When a horse-wrangler, Santiago (Daniel Castañeda Rincón), arrives on the property, Clara senses something of a shift, but at first cannot quite put her finger on what has changed. Admirably, Álvarez Mesén resists turning Clara Sola into an erotic potboiler, even though the film’s marketing copy suggests that such tension is “igniting a sexual and mystical awakening” in Clara. Indeed, Álvarez Mesén goes in the opposite direction, understatedly and subtly exploring Clara’s spirituality and emotions with a touch of magic realism. (The film is also being marketed as a riff on Stephen King’s horror story Carrie, but that raises images of shrieking, bloodletting, and vengeful mayhem, which the director largely avoids.)
There’s the ghost of the dominant patriarchy in this household, even though we see no men in the family: Clara has been worn down by both her mother and niece. Meanwhile, the preparations for María’s upcoming quinceañera are getting all of the household’s attention, which Clara resents. When Fresia announces that she might sell Yuca to pay for the celebration, that adds further fuel to her resentment.

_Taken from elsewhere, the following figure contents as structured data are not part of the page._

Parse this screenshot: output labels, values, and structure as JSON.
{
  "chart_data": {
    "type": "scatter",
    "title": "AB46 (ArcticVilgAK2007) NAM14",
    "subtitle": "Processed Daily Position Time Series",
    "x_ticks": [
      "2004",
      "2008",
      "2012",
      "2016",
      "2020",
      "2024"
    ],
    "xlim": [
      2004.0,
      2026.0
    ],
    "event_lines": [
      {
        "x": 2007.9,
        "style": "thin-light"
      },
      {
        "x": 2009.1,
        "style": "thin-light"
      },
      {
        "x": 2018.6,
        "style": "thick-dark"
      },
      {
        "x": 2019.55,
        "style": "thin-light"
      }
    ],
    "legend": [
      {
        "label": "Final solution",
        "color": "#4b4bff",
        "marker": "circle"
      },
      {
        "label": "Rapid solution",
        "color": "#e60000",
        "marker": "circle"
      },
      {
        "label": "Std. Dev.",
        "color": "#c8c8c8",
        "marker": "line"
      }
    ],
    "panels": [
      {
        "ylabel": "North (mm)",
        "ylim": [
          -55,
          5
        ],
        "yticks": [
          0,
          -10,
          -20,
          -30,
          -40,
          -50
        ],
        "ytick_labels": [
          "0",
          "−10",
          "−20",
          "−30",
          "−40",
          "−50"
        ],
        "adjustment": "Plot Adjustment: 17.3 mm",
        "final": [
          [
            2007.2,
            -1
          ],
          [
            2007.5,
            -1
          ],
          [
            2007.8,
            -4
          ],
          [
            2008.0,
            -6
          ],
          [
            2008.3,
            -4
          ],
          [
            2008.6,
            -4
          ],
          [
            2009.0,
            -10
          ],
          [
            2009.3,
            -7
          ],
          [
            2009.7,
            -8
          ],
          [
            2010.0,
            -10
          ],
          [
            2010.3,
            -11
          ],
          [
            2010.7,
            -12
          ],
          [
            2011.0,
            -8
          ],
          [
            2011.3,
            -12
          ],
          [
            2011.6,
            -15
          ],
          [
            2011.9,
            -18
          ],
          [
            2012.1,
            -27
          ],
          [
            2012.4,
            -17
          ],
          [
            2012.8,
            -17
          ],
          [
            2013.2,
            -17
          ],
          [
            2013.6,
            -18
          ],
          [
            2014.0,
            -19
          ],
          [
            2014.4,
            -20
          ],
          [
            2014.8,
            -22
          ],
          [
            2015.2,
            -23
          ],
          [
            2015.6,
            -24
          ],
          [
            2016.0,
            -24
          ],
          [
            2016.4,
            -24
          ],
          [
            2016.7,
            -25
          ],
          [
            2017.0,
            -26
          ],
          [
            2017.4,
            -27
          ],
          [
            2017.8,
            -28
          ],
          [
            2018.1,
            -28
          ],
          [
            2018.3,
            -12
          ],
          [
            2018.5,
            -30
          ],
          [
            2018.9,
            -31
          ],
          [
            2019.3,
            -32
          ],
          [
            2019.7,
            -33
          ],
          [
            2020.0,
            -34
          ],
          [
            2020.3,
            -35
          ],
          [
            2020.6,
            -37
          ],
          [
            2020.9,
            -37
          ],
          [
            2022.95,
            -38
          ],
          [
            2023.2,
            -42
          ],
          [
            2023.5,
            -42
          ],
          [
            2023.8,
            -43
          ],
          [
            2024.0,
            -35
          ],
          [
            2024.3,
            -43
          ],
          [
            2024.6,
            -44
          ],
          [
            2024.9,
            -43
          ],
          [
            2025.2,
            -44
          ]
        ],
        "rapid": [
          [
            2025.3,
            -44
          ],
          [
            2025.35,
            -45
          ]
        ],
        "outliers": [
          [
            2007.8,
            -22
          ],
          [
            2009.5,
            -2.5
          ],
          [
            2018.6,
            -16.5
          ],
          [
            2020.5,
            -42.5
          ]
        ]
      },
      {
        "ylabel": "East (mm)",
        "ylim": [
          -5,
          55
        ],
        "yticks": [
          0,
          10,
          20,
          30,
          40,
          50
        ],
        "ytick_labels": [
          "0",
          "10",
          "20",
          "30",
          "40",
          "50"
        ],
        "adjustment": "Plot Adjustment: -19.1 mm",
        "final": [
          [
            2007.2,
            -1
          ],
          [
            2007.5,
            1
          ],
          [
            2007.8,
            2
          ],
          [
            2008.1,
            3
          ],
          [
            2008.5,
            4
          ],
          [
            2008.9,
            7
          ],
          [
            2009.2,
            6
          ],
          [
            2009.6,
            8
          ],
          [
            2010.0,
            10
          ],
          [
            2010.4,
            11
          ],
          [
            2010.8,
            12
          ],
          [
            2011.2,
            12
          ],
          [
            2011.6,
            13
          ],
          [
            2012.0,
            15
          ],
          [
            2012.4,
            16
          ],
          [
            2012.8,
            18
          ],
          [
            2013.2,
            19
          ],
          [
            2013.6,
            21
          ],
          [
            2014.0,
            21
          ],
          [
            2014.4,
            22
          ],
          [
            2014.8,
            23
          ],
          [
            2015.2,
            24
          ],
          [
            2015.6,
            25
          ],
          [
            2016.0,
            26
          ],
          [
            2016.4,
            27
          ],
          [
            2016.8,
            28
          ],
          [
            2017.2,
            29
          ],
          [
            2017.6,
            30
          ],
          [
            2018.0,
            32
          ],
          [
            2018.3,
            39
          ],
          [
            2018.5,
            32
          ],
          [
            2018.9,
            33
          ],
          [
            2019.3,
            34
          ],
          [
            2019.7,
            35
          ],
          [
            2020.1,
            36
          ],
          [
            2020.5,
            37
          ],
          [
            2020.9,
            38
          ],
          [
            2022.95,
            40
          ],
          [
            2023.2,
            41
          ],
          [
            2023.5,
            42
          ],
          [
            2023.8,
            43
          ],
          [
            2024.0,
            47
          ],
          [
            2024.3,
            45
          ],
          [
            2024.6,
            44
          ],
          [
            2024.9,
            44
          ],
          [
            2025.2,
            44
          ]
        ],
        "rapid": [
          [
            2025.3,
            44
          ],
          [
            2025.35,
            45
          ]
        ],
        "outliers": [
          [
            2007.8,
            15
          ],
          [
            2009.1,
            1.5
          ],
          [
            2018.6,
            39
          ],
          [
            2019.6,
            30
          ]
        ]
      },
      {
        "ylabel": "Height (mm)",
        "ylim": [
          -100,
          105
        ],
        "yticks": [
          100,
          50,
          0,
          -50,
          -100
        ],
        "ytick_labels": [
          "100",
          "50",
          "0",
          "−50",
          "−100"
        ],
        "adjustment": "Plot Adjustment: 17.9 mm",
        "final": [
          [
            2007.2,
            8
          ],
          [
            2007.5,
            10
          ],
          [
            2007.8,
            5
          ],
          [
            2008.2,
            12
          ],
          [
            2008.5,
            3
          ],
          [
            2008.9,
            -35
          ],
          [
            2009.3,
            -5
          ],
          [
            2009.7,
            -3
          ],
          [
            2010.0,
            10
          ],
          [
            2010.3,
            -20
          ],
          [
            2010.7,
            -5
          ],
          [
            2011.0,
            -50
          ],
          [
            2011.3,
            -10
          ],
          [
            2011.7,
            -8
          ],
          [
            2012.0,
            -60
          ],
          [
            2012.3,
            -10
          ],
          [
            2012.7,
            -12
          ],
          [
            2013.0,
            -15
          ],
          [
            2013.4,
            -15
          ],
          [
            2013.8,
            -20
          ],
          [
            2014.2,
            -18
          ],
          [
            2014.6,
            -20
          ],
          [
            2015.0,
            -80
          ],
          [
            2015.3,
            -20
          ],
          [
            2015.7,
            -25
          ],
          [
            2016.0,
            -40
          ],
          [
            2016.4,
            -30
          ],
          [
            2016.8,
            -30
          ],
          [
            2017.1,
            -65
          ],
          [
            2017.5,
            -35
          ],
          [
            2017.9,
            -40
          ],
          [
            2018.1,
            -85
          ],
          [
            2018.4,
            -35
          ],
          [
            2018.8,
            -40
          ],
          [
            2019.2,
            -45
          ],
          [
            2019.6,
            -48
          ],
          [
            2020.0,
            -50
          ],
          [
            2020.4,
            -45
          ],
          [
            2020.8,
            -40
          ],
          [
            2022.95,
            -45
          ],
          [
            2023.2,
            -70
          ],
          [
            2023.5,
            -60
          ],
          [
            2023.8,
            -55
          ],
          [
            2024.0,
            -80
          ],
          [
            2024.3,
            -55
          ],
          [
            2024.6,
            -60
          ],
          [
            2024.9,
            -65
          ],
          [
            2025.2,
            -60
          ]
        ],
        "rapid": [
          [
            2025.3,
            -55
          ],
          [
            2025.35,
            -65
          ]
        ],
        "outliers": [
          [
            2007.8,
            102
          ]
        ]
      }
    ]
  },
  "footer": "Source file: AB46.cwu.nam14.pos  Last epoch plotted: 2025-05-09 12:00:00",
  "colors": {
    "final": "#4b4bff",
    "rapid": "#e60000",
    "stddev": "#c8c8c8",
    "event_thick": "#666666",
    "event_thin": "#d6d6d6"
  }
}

Meanwhile, Clara’s strong, unexplained connection to Santiago grows, despite the fact that he is much younger and Mariá’s secret boyfriend. He is gentle with Yuca, and speaks to Clara as an equal and not simply as a child or someone “different,” as others do. Their relationship is, at first, tentative—after all, her confused feelings are the kind she’s most likely been repressing for years—but it reaches a climax at Mariá’s party, which leads to an ambiguous ending that includes an earthquake and a fire—all part of Clara’s cherished natural world.
Álvarez Mesén exhibits remarkable control throughout, bookending the film with shots of Clara and Yuca that encompass the immense emotional and physical ground Clara has traveled. Visually, cinematographer Sophie Winqvist Loggins’s intimate handheld camerawork—of the interiors and outside in nature—beautifully conveys the sense of Clara trying to manage the difficult balancing act of living in two worlds, one that has never been kind to her and the other she longs to remain. Similarly, Álvarez Mesén uses Ruben De Gheselle’s quivery violin score smartly and sparingly as it underlines Clara’s deeper relationship with the luminous natural world.
Álvarez Mesén has also cast her film perfectly, especially the role of Clara. It’s not surprising to hear that Wendy Chinchilla Araya, who plays her so exquisitely, is a dancer with no film experience: Araya’s minutest movements say more than dialogue or voice-over would. Álvarez Mesén and Araya have together dynamically breathed life into a woman who finds liberation on her own terms.